The basic Naive Bayes classifier is another example of an algorithm that is fairly straightforward to code, once you understand it, but requires a little bit of thinking to understand. The idea is this:
We want to be able to predict the likelihood that a Web page belongs to one of a set of predefined classes. We'll define a Web page (for the moment) as a collection of words a1, a2, ..., an. Therefore, if there are m classes of web pages, labeled c1, c2, ..., cm, we want to know P(c | a1,a2,...,am) for each class. We can use Bayes' rule to do this. The Naive Bayes assumption allows us to assume that each word is conditionally independent of the others, so
P(c | a1,a2,...,am) = x * P(a1 | c) * P(a2 | c) * ... * P(am | c) * P(c)
where x is a normalizing factor.
In order to do this sort of computation, we will need:
In /home/public/cs662/webkb You'll find a set of webpages from five different universities. (Cornell, Texas, Wisconsin, Washington, and "other").
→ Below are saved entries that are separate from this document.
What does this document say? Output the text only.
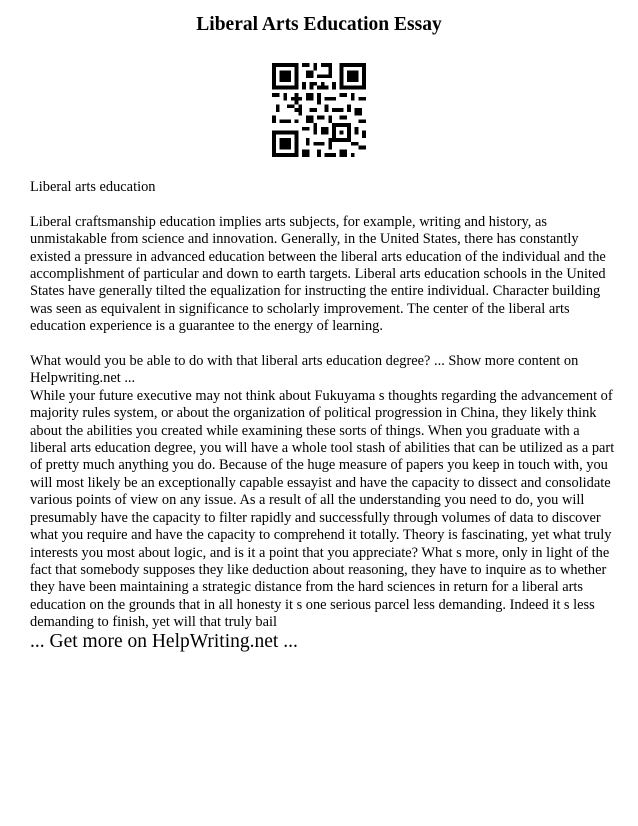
Liberal Arts Education Essay

Liberal arts education

Liberal craftsmanship education implies arts subjects, for example, writing and history, as unmistakable from science and innovation. Generally, in the United States, there has constantly existed a pressure in advanced education between the liberal arts education of the individual and the accomplishment of particular and down to earth targets. Liberal arts education schools in the United States have generally tilted the equalization for instructing the entire individual. Character building was seen as equivalent in significance to scholarly improvement. The center of the liberal arts education experience is a guarantee to the energy of learning.

What would you be able to do with that liberal arts education degree? ... Show more content on Helpwriting.net ...

While your future executive may not think about Fukuyama s thoughts regarding the advancement of majority rules system, or about the organization of political progression in China, they likely think about the abilities you created while examining these sorts of things. When you graduate with a liberal arts education degree, you will have a whole tool stash of abilities that can be utilized as a part of pretty much anything you do. Because of the huge measure of papers you keep in touch with, you will most likely be an exceptionally capable essayist and have the capacity to dissect and consolidate various points of view on any issue. As a result of all the understanding you need to do, you will presumably have the capacity to filter rapidly and successfully through volumes of data to discover what you require and have the capacity to comprehend it totally. Theory is fascinating, yet what truly interests you most about logic, and is it a point that you appreciate? What s more, only in light of the fact that somebody supposes they like deduction about reasoning, they have to inquire as to whether they have been maintaining a strategic distance from the hard sciences in return for a liberal arts education on the grounds that in all honesty it s one serious parcel less demanding. Indeed it s less demanding to finish, yet will that truly bail

... Get more on HelpWriting.net ...
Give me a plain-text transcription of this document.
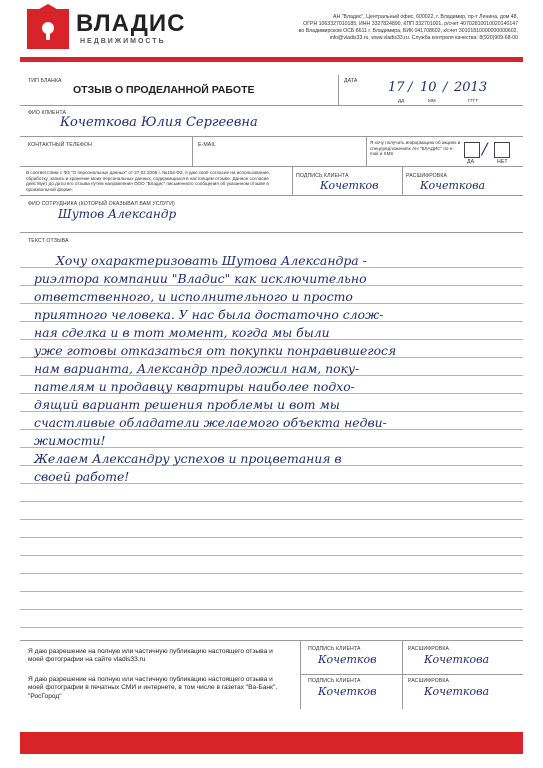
ВЛАДИС
НЕДВИЖИМОСТЬ
АН "Владис", Центральный офис, 600022, г. Владимир, пр-т Ленина, дом 48,
ОГРН 1063327010185, ИНН 3327824890, КПП 332701001, р/счет 40702810010020140147
во Владимирском ОСБ 8611 г. Владимира, БИК 041708602, к/счет 30101810000000000602,
info@vladis33.ru, www.vladis33.ru. Служба контроля качества: 8(920)909-68-00
ТИП БЛАНКА
ОТЗЫВ О ПРОДЕЛАННОЙ РАБОТЕ
ДАТА 17 / 10 / 2013
ДД	ММ	ГГГГ
ФИО КЛИЕНТА
Кочеткова Юлия Сергеевна
КОНТАКТНЫЙ ТЕЛЕФОН	E-MAIL	Я хочу получать информацию об акциях и спецпредложениях АН "ВЛАДИС" по e-mail и SMS	/
ДА	НЕТ
В соответствии с ФЗ "О персональных данных" от 27.02.2006 г. №152-ФЗ, я даю своё согласие на использование, обработку, запись и хранение моих персональных данных, содержащихся в настоящем отзыве. Данное согласие действует до даты его отзыва путем направления ООО "Владис" письменного сообщения об указанном отзыве в произвольной форме.
ПОДПИСЬ КЛИЕНТА
Кочетков
РАСШИФРОВКА
Кочеткова
ФИО СОТРУДНИКА (КОТОРЫЙ ОКАЗЫВАЛ ВАМ УСЛУГИ)
Шутов Александр
ТЕКСТ ОТЗЫВА
Хочу охарактеризовать Шутова Александра -
риэлтора компании "Владис" как исключительно
ответственного, и исполнительного и просто
приятного человека. У нас была достаточно слож-
ная сделка и в тот момент, когда мы были
уже готовы отказаться от покупки понравившегося
нам варианта, Александр предложил нам, поку-
пателям и продавцу квартиры наиболее подхо-
дящий вариант решения проблемы и вот мы
счастливые обладатели желаемого объекта недви-
жимости!
Желаем Александру успехов и процветания в
своей работе!
Я даю разрешение на полную или частичную публикацию настоящего отзыва и моей фотографии на сайте vladis33.ru
ПОДПИСЬ КЛИЕНТА
Кочетков
РАСШИФРОВКА
Кочеткова
Я даю разрешение на полную или частичную публикацию настоящего отзыва и моей фотографии в печатных СМИ и интернете, в том числе в газетах "Ва-Банк", "РосГород"
ПОДПИСЬ КЛИЕНТА
Кочетков
РАСШИФРОВКА
Кочеткова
These are divided into seven different categories, corresponding to the type of web page: course, department, faculty, student, staff, project, and other. Our task will be to build a Naive Bayes classifier that can classify these pages.
This data originally comes from the Web->KB project at Carnegie Mellon University. . There is a gzipped copy of the data at this link.
This link is provided in case you want to do your development on your home machine. The data set is somewhat large (11 Meg tarred and zipped, ~60 Megs unpacked), especially if everyone makes a local copy of it. Therefore, you should NOT make a copy of this data set in your home directory - instead, just create a symbolic link to the copy in /home/public/cs662/webkb, or read from these files directly. Copying it to your home directory may result in you going over your quota and being locked out until you find a sysadmin.
Before classifying pages, we'll need to "massage" the data a bit. You should have all this code already from project1; this step will mostly be a matter of finding it and remembering how it works.
One challenge in classifying text accoring to probability is the presence of words that carry no meaning, such as 'a', 'an', 'the', etc. These are often called stop words . A useful list of stop words taken from the WordNet project can be found here
You should also already have code that does this.
You'll need a tool that can count words and store them in a dictionary (I bet you've already got this). For each category, you'll want to be able to take all the pages in that category and count the frequency of each word (less stopwords) occurring on those pages. This will serve as an estimate of P(w | category) for each category. For example, to estimate P('cat' | faculty), count the number of times 'cat' occurs in all faculty pages, divided by the total number of non-stop words.
You'll also need to be able to calculate the prior probability of a category occurring. Build a Python tool which, given a set of input files, can tell you the fraction of files from each of a set of categories, such as page types, or schools. (Keep in mind that we'll want to train on different subsets of the data, so don't just calculate the fractions for the entire dataset).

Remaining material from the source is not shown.